Jim and Ann Mclearen were huddled in a downstairs bathroom Sunday as the storm raged outside their Wheaton home on the 1300 block of Irving Avenue near Hawthorne Elementary School.

Then they heard the crash.

“It sounded like an explosion, a big boom and glass shattering and splintering of wood,” Ann Mclearen said Monday.

The culprit was a large limb that was ripped off a honey locust tree in their backyard and crashed into the second floor of their home where, just a week earlier, relatives had been staying in the bedrooms for their son’s wedding shower.

“Thank God nobody got hurt,” Jim Mclearen said. “That was the first thing that came out of our mouths.”

On Monday, a crane crew was parked in their driveway removing the fallen limbs. The couple are staying in a hotel while others determine the financial toll.

“The feeling in your heart is you’ve worked so hard for this and for it to be taken so fast is disconcerting,” Ann Mclearen said with tear-filled eyes.

But she applauded their neighbors’ support. After the storm, one offered food from a catered birthday party that was canceled. “We have the best block in Wheaton,” Ann Mclearen said.

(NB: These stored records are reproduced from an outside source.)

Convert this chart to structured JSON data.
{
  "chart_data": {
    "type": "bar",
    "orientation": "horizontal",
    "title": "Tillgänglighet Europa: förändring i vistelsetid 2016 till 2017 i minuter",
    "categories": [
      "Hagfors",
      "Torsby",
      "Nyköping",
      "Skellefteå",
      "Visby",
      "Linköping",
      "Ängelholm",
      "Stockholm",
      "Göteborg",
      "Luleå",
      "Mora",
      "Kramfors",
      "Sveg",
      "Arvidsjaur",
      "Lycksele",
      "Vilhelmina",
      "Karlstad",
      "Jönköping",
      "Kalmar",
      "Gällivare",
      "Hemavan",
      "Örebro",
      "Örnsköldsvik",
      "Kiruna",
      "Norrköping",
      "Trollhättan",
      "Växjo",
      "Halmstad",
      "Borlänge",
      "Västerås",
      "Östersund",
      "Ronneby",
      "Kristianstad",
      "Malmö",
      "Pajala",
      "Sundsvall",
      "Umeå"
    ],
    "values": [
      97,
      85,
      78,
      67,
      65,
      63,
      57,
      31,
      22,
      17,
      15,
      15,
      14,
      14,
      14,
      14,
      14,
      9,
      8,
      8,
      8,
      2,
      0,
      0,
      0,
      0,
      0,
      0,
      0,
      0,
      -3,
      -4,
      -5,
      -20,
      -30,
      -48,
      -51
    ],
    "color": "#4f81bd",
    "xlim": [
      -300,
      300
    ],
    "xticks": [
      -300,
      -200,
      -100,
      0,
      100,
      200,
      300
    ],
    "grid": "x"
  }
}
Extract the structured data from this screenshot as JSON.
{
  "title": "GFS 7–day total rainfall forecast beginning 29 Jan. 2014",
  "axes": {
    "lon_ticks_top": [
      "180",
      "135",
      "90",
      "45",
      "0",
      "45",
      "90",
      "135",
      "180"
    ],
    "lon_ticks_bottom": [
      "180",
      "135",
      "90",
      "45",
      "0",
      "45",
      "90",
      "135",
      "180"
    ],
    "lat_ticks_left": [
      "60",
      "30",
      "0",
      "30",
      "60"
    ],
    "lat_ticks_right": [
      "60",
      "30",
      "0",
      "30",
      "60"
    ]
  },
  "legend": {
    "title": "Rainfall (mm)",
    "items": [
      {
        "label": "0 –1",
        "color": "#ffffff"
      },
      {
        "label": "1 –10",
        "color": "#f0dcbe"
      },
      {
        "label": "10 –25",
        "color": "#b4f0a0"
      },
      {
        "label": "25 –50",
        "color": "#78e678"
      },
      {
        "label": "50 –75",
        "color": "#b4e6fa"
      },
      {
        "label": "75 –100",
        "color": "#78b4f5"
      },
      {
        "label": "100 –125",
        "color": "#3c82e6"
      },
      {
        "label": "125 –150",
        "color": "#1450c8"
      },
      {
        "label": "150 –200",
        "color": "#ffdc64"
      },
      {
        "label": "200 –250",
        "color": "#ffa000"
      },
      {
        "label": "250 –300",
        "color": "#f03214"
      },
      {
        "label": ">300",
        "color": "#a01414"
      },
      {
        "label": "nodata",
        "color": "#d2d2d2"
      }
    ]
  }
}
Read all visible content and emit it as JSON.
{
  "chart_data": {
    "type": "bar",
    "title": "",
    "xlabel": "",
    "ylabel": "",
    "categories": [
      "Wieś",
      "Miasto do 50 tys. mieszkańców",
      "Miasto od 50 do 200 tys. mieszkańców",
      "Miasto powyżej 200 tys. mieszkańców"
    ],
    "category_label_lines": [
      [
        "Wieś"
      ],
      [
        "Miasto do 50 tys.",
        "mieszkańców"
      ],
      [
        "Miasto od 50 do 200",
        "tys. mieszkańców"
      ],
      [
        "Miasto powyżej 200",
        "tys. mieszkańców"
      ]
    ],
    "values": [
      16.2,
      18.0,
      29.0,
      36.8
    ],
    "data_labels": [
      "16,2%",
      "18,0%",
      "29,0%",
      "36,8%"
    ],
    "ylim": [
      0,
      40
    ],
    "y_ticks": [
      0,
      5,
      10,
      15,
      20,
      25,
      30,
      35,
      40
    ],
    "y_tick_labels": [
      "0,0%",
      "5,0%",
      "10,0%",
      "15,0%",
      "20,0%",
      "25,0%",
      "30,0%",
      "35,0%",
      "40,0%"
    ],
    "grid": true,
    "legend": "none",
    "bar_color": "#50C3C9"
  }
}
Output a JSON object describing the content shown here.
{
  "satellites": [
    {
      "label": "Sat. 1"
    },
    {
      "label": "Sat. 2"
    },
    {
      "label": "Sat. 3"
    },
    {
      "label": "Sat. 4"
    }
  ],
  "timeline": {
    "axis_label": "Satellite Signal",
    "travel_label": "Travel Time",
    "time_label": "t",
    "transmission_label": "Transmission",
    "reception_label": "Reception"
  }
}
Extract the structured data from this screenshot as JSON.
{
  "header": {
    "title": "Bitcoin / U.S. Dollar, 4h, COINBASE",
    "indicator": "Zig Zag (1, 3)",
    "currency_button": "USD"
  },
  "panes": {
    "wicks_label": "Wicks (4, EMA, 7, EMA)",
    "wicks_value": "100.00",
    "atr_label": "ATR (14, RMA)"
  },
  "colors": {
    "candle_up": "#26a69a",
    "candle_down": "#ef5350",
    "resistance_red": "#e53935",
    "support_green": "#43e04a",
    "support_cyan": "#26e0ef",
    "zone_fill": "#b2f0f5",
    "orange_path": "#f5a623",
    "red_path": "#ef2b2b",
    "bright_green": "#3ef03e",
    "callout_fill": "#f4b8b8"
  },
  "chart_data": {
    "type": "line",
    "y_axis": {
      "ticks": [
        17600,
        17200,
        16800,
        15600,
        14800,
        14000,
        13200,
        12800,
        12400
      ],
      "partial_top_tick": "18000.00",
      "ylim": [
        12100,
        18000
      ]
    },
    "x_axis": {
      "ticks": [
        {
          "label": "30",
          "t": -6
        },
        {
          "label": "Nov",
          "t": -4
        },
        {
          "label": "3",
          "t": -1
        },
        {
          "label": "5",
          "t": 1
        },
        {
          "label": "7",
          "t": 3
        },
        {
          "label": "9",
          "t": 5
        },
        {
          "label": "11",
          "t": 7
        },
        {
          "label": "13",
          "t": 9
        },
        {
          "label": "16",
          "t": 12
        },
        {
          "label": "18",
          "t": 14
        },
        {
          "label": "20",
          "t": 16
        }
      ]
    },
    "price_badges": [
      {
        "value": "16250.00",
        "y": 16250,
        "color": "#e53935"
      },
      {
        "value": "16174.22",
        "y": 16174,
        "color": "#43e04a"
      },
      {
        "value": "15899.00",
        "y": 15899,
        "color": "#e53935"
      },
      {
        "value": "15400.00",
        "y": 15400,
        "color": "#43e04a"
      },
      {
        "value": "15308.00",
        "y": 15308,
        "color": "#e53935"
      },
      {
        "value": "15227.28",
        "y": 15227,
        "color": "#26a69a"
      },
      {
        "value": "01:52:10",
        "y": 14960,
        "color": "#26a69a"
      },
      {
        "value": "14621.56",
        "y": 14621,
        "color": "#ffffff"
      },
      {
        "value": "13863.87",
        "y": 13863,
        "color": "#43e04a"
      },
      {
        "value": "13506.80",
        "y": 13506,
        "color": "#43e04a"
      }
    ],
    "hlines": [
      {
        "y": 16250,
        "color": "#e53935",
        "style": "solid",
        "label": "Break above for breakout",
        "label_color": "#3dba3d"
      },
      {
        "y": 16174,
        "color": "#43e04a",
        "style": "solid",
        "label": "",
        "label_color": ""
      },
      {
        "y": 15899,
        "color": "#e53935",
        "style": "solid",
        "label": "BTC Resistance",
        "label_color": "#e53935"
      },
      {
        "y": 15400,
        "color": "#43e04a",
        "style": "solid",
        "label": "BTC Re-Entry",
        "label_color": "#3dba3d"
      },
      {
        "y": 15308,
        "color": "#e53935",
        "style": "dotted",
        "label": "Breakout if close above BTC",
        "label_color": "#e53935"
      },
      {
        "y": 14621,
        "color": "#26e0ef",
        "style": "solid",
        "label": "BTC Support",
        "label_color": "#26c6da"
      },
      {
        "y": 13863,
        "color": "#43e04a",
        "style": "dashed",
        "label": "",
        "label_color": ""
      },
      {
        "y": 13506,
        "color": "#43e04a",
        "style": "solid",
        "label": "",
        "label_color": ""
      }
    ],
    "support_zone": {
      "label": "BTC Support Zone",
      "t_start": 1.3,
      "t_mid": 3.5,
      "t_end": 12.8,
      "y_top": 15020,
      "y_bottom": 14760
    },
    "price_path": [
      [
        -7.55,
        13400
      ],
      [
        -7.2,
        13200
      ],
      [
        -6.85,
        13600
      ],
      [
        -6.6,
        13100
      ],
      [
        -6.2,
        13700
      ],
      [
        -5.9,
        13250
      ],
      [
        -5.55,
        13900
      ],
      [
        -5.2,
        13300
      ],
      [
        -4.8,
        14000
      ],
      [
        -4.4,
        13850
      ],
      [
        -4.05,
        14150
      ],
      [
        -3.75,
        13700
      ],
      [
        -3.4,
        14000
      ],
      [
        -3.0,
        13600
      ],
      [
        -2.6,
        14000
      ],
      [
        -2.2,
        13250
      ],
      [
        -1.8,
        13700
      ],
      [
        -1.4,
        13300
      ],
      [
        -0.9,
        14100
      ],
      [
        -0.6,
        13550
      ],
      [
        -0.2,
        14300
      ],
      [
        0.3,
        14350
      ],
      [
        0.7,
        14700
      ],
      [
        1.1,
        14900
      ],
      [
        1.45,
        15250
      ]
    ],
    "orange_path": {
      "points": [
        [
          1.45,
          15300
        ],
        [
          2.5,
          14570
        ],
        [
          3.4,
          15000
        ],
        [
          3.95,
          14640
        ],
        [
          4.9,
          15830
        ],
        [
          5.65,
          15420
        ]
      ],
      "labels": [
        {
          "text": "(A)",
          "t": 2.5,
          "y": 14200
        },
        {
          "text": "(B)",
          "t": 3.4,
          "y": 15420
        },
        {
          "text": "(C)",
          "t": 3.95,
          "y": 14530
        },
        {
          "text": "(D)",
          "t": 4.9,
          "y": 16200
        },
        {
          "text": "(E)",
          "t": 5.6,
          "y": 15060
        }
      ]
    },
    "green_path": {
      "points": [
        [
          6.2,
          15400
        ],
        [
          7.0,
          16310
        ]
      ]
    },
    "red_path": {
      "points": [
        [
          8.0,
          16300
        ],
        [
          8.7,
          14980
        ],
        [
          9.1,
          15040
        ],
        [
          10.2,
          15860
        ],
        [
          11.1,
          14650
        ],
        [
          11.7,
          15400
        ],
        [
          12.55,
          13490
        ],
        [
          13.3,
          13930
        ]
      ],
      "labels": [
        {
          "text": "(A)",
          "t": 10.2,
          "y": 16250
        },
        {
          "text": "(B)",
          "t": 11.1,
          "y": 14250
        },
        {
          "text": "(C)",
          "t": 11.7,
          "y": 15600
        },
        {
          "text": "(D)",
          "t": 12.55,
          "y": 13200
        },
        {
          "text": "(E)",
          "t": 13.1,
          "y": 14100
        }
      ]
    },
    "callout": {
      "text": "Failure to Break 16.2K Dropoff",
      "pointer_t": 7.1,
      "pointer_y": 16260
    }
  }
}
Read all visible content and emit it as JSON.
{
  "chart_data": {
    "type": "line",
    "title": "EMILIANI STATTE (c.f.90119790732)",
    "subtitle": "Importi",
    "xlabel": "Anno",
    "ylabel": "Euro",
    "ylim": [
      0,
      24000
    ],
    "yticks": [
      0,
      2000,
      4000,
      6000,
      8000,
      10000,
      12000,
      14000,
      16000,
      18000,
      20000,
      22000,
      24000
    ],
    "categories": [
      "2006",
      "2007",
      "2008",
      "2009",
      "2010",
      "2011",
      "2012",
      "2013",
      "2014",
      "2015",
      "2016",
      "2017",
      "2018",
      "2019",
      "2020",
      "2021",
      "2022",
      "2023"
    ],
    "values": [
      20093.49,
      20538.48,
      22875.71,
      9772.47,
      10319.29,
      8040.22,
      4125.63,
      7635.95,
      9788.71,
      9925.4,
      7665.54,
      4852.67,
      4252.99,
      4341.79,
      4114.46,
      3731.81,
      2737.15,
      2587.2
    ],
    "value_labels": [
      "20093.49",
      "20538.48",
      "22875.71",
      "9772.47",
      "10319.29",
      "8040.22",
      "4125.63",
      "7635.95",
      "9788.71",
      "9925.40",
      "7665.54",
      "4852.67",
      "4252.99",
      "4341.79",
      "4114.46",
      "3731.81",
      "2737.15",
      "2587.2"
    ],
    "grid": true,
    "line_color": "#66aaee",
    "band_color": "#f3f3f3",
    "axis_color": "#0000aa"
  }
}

Those kinds of stories were playing out over much of DuPage County Tuesday as residents and officials struggled to clean up after Sunday’s vicious storm.

In West Chicago, neighbors gathered on the 400 block of Highland Avenue to watch crews remove two 100-year-old trees that fell on a house. One ripped open the right side of the building on the second floor, and the other punctured the top of the roof on the left side.

Neighbors say the family was home at the time of Sunday’s storm, but everyone had taken cover in the basement. No one was hurt.

Ben Stibel, 16, who lives next door, was on his family’s patio removing deck chairs when he saw the trees coming down.

“It was kind of like a domino effect. It was one tree after another,” he said.

His dad, Jeff, said the neighborhood has had bad storms before, but nothing like Sunday’s.

As a result of the neighborhood’s “temperamental electricity,” several residents on the block are prepared with generators, Jeff Stibel said.

“I think everyone around here has learned we need them,” he said.

A block away, two limbs from a 17-inch diameter tree fell in Sharon Plante’s front yard and walkway to her porch — crisscrossing each other and completely sparing her house of any damage.

She was home Sunday afternoon when the winds were whipping through the neighborhood. Her husband had gone out to walk the dog and once the power went out, she got in her car to go find him.

He had just made it around the block. She rolled down her window and said, “(Let’s) hit the basement.”

“It was a little scary,” she said.

And there they waited until the worst of the storm was over.

“We were safe. We’re thankful nobody was hurt,” she said.